How do you think that security changes for cloud-based customers when they’re using cloud services such as AWS and what parts of JumpCloud can developers take advantage of to mitigate new challenges?

After working for many years in the security world, I think the cloud fundamentally changes the security model. You are going from a model where previously the customer owned the physical and network layer in addition to the server and application layers. Data centers and hosting companies changed that by taking ownership of the physical layer and they build strong, comprehensive physical security controls into the facilities. The network layer was still owned by the customer. Cloud providers are now taking that over. Customers don’t control the traffic coming in now and don’t own the equipment related to that: the providers do. You can’t go put security appliances into AWS and in some providers you can’t easily route the traffic through “soft” appliances very easily. The networking model has changed.

This is where JumpCloud comes in. The new atomic unit in our mind is the server instance. That’s where organizations need to focus a great deal of their attention.

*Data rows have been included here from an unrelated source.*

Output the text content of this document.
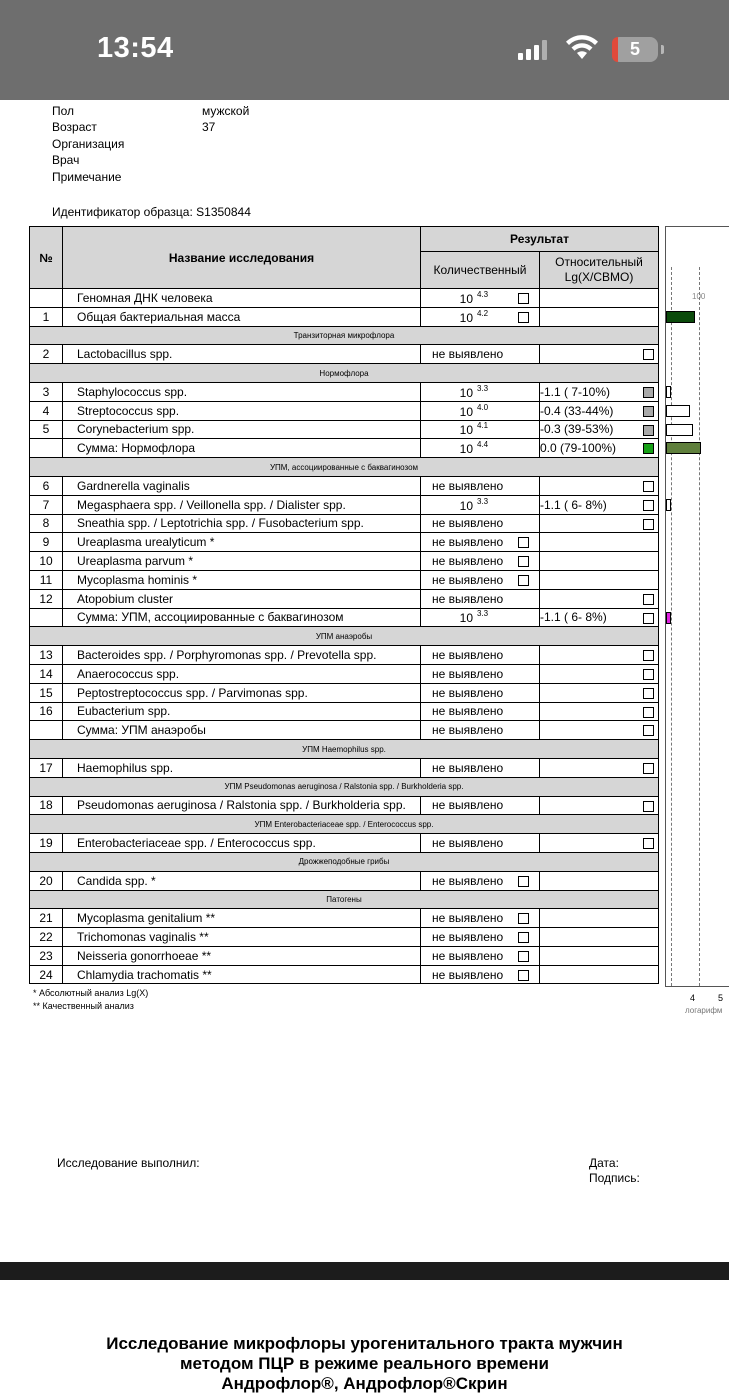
13:54	5
Пол	мужской
Возраст	37
Организация
Врач
Примечание
Идентификатор образца: S1350844
№	Название исследования	Результат	
		Количественный	Относительный Lg(X/CBMO)
	Геномная ДНК человека	10 $^{4.3}$

1	Общая бактериальная масса	10 $^{4.2}$

Транзиторная микрофлора			
2	Lactobacillus spp.	не выявлено	

Нормофлора			
3	Staphylococcus spp.	10 $^{3.3}$	-1.1 ( 7-10%)

4	Streptococcus spp.	10 $^{4.0}$	-0.4 (33-44%)

5	Corynebacterium spp.	10 $^{4.1}$	-0.3 (39-53%)

	Сумма: Нормофлора	10 $^{4.4}$	0.0 (79-100%)

УПМ, ассоциированные с баквагинозом			
6	Gardnerella vaginalis	не выявлено	

7	Megasphaera spp. / Veillonella spp. / Dialister spp.	10 $^{3.3}$	-1.1 ( 6- 8%)

8	Sneathia spp. / Leptotrichia spp. / Fusobacterium spp.	не выявлено	

9	Ureaplasma urealyticum *	не выявлено

10	Ureaplasma parvum *	не выявлено

11	Mycoplasma hominis *	не выявлено

12	Atopobium cluster	не выявлено	

	Сумма: УПМ, ассоциированные с баквагинозом	10 $^{3.3}$	-1.1 ( 6- 8%)

УПМ анаэробы			
13	Bacteroides spp. / Porphyromonas spp. / Prevotella spp.	не выявлено	

14	Anaerococcus spp.	не выявлено	

15	Peptostreptococcus spp. / Parvimonas spp.	не выявлено	

16	Eubacterium spp.	не выявлено	

	Сумма: УПМ анаэробы	не выявлено	

УПМ Haemophilus spp.			
17	Haemophilus spp.	не выявлено	

УПМ Pseudomonas aeruginosa / Ralstonia spp. / Burkholderia spp.			
18	Pseudomonas aeruginosa / Ralstonia spp. / Burkholderia spp.	не выявлено	

УПМ Enterobacteriaceae spp. / Enterococcus spp.			
19	Enterobacteriaceae spp. / Enterococcus spp.	не выявлено	

Дрожжеподобные грибы			
20	Candida spp. *	не выявлено

Патогены			
21	Mycoplasma genitalium **	не выявлено

22	Trichomonas vaginalis **	не выявлено

23	Neisseria gonorrhoeae **	не выявлено

24	Chlamydia trachomatis **	не выявлено

100
4	5
логарифм
* Абсолютный анализ Lg(X)
** Качественный анализ
Исследование выполнил:	Дата:
Подпись:
Исследование микрофлоры урогенитального тракта мужчин
методом ПЦР в режиме реального времени
Андрофлор®, Андрофлор®Скрин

Previously, organizations believed that if they could stop attacks at the gates, if you will, they could get away with not having as deep security on each server. The perimeter is completely gone now or at least one perimeter is done. Each server has its own perimeter and needs to be protected. This new structure simply requires a similarly new and innovative security approach. JumpCloud is enabling developers and admins to manage some of their key security issues in a different model. By embedding security into the management of your servers, we believe that it will deliver better results. For example, our user management functionality doesn’t store any credentials on the local filesystem – they are all stored in memory. All logins are reviewed and behavioral anomalies are flagged. All privileged commands are reviewed for security issues or mistakes. JumpCloud doesn’t feel like a traditional, complex security solution, because security is woven into the fabric of management.

What security tools do you see people making the most use of with JumpCloud and what can it outsource to?

We already see our customers integrating JumpCloud with the log aggregation systems and security event management solutions. Effectively, they are taking the telemetry that we generate and including it with other event data that they generate to create more visibility on their infrastructure. We also believe that other complementary tools such as data encryption will be critical components for our customers. Network security based tasks such as reviewing traffic will ultimately be handled differently than they are today as the network is owned by the provider. These fundamental shifts will change how organizations think about security. We also believe that there will be greater focus on detection of compromises and recovery. Cloud and virtualization are making it easier to recover from issues and that path will be one that organizations leverage.

Image: Kirby inhaling (c) Nintendo Co. from http://kirby.wikia.com/wiki/File:KRtDL_Kirby_Inhale.png

If you were to assign a plush animal or even a Pokemon to the “cloud industry”, what would it be?

Haha! I think Kirby denotes “inflated expectations” around the cloud. Although, I’m actually convinced that the cloud and DevOps will deliver on the expectations – I’m just not sure that it will happen in the timeframe that everybody wants!